We consider multi-objective simulation optimization (MOSO) problems, that is, nonlinear optimization problems in which multiple simultaneous objective functions can only be observed with stochastic error, e.g., as output from a Monte Carlo simulation model. In this context, the solution to a MOSO problem is the efficient set, which is the set of all feasible decision points for which no other feasible decision point is at least as good on all objectives and strictly better on at least one objective. We are concerned primarily with MOSO problems on integer lattices, that is, MOSO
problems where the feasible set is a subset of an integer lattice.
In the first study, we propose the Retrospective Partitioned Epsilon-constraint with Relaxed Local Enumeration (R-PεRLE) algorithm to solve the bi-objective simulation optimization problem on integer lattices. R-PεRLE is designed for sampling efficiency. It uses a retrospective approximation (RA) framework to repeatedly call
the PεRLE sample-path solver at a sequence of increasing sample sizes, using the solution from the previous RA iteration as a warm start for the current RA iteration. The PεRLE sample-path solver is designed to solve the sample-path problem only to within a tolerance commensurate with the sampling error. It comprises a call to each of the Pε and RLE algorithms, in sequence. First, Pε searches for new points to add to the sample-path local efficient set by solving multiple constrained single- objective optimization problems. Pε places constraints to locate new sample-path local efficient points that are a function of the standard error away, in the objective space, from those already obtained. Then, the set of sample-path local efficient points found by Pε is sent to RLE, which is a local crawling algorithm that ensures the set is a sample-path approximate local efficient set. As the number of RA iterations increases, R-PεRLE provably converges to a local efficient set with probability one under appropriate regularity conditions. We also propose a naive, provably-convergent benchmark algorithm for problems with two or more objectives, called R-MinRLE. R-MinRLE is identical to R-PεRLE except that it replaces the Pε algorithm with an algorithm that updates one local minimum on each objective before invoking RLE. R-PεRLE performs favorably relative to R-MinRLE and the current state of the art, MO-COMPASS, in our numerical experiments. Our work points to a family of
RA algorithms for MOSO on integer lattices that employ RLE for certification of a sample-path approximate local efficient set, and for which the convergence guarantees are provided in this study.

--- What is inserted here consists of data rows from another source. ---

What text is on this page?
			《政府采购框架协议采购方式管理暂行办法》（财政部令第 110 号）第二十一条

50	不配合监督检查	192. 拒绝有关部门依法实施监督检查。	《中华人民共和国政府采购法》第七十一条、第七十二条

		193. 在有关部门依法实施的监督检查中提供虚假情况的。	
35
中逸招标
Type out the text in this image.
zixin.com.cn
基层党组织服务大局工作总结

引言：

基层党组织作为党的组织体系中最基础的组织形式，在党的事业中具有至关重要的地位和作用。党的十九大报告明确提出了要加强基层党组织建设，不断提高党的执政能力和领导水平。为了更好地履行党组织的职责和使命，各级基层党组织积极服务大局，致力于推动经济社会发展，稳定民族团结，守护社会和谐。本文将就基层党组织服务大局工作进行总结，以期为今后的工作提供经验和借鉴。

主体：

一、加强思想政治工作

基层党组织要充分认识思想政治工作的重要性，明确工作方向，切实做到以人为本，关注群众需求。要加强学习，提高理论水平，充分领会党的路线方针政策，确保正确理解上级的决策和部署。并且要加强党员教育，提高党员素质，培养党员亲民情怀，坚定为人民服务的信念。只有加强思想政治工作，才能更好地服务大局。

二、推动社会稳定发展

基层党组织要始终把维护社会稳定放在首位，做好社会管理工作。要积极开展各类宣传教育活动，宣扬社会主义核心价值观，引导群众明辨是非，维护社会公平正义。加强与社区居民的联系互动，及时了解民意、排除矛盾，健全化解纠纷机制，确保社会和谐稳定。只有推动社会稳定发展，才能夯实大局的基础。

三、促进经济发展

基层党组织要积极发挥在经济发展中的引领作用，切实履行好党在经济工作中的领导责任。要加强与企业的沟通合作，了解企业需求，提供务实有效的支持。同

In the second study, we present the PyMOSO software package for solving multi-objective simulation optimization problems on integer lattices, and for implementing
and testing new simulation optimization (SO) algorithms. First, for solving MOSO problems on integer lattices, PyMOSO implements R-PεRLE and R-MinRLE, which are developed in the first study. Both algorithms employ pseudo-gradients, are designed for sampling efficiency, and return solutions that, under appropriate regularity conditions, provably converge to a local efficient set with probability one as the simulation budget increases. PyMOSO can interface with existing simulation software and can obtain simulation replications in parallel. Second, for implementing and testing new SO algorithms, PyMOSO includes pseudo-random number stream management, implements algorithm testing with independent pseudo-random number streams run in parallel, and computes the performance of algorithms with user-defined metrics. For convenience, we also include an implementation of R-SPLINE for problems with one objective. The PyMOSO source code is available under a permissive open source license.